Rossana Weitekamp, 516-792-1462, firstname.lastname@example.org
Barbara Pruitt, 816-932-1288, email@example.com, Kauffman Foundation
Governments must understand distinct types of entrepreneurs and support them differently to maximize opportunities for economic growth and job creation
(KANSAS CITY, Mo.), May 2, 2013 – Not all startup companies are created equal. Although both innovation-driven enterprises (IDEs) and traditional small- and medium-sized enterprises (SMEs) can provide valuable products and services and create jobs, IDEs – startups focused on addressing global markets based on technological, process or business model innovation – can potentially create hundreds or even thousands of high-skill jobs if they succeed.
The distinctive differences between these two forms of entrepreneurial ventures – and their importance for governments and policymakers wanting to support long-term economic growth – is the subject of a new paper released today by the Kauffman Foundation. "A Tale of Two Entrepreneurs: Understanding Differences in the Types of Entrepreneurship in the Economy," examines IDEs and SMEs, their roles in local, regional and global economies, and their differing needs in terms of financial and policy support.
"People who use entrepreneurship as a 'catch-all' phase to capture a single economic activity make an important mistake," said Bill Aulet, managing director, Martin Trust Center for MIT Entrepreneurship and coauthor of the paper. "Each type faces different hiring challenges, funding needs, growth potential, risk levels and other needs that support organizations must understand to successfully help these companies."
"Both SMEs and IDEs are critical to a successful economy, but IDEs are particularly important for accelerating economic growth because of their potential to contribute jobs and advance new innovations," said Fiona Murray, faculty director, Martin Trust Center for MIT Entrepreneurship; David Sarnoff Professor, MIT Sloan School of Management; and coauthor of the paper. "IDE entrepreneurship must be a major element of government strategy and policymaking, with separate and equitable organizations created to support the success of both types of ventures."

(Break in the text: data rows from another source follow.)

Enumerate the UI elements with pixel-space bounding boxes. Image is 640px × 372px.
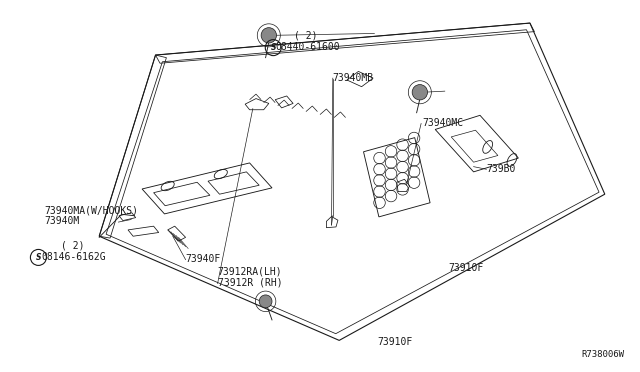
Text: 73940M: 73940M: [45, 217, 80, 226]
Text: 73910F: 73910F: [378, 337, 413, 347]
Text: 73912RA(LH): 73912RA(LH): [218, 267, 282, 276]
Text: 739B0: 739B0: [486, 164, 516, 174]
Text: 08440-61600: 08440-61600: [275, 42, 340, 51]
Text: S: S: [36, 253, 41, 262]
Text: 73940MA(W/HOOKS): 73940MA(W/HOOKS): [45, 205, 139, 215]
Text: 73912R (RH): 73912R (RH): [218, 278, 282, 288]
Circle shape: [261, 28, 276, 43]
Text: R738006W: R738006W: [581, 350, 624, 359]
Text: S: S: [271, 43, 276, 52]
Text: 08146-6162G: 08146-6162G: [42, 252, 106, 262]
Text: ( 2): ( 2): [294, 31, 318, 40]
Text: 73940F: 73940F: [186, 254, 221, 263]
Circle shape: [259, 295, 272, 308]
Circle shape: [412, 84, 428, 100]
Text: 73910F: 73910F: [448, 263, 483, 273]
Text: 73940MC: 73940MC: [422, 118, 463, 128]
Text: 73940MB: 73940MB: [333, 73, 374, 83]
Text: ( 2): ( 2): [61, 241, 84, 250]
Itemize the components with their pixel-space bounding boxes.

While traditional SMEs don't require an innovative product, process or business model to succeed, IDEs are based on building competitive advantage through innovation on one or more of these dimensions.
For this reason, IDEs are more likely to be founded by teams of individuals with diverse skills and often higher levels of education than SME founders. SMEs focus on local or regional markets and create "non-tradable" jobs, whereas IDEs consciously pursue global markets and create jobs that can be performed in different locations. Funding sources also differ: SMEs tend to be individual or family owned with little outside investment, while IDEs have a diverse ownership base with external investors.
Because of their global aspirations and the criticality of both capital investment and competitive advantage, IDE entrepreneurs face much greater risk than SMEs – but the payoff can be much greater. Unlike SMEs, which typically grow in a linear fashion, IDEs tend to start out losing money, but achieve exponential growth if successful. Government policies and programs, however, tend to favor SMEs, which often produce faster, more visible results – an approach that may undermine the success of potential new IDEs.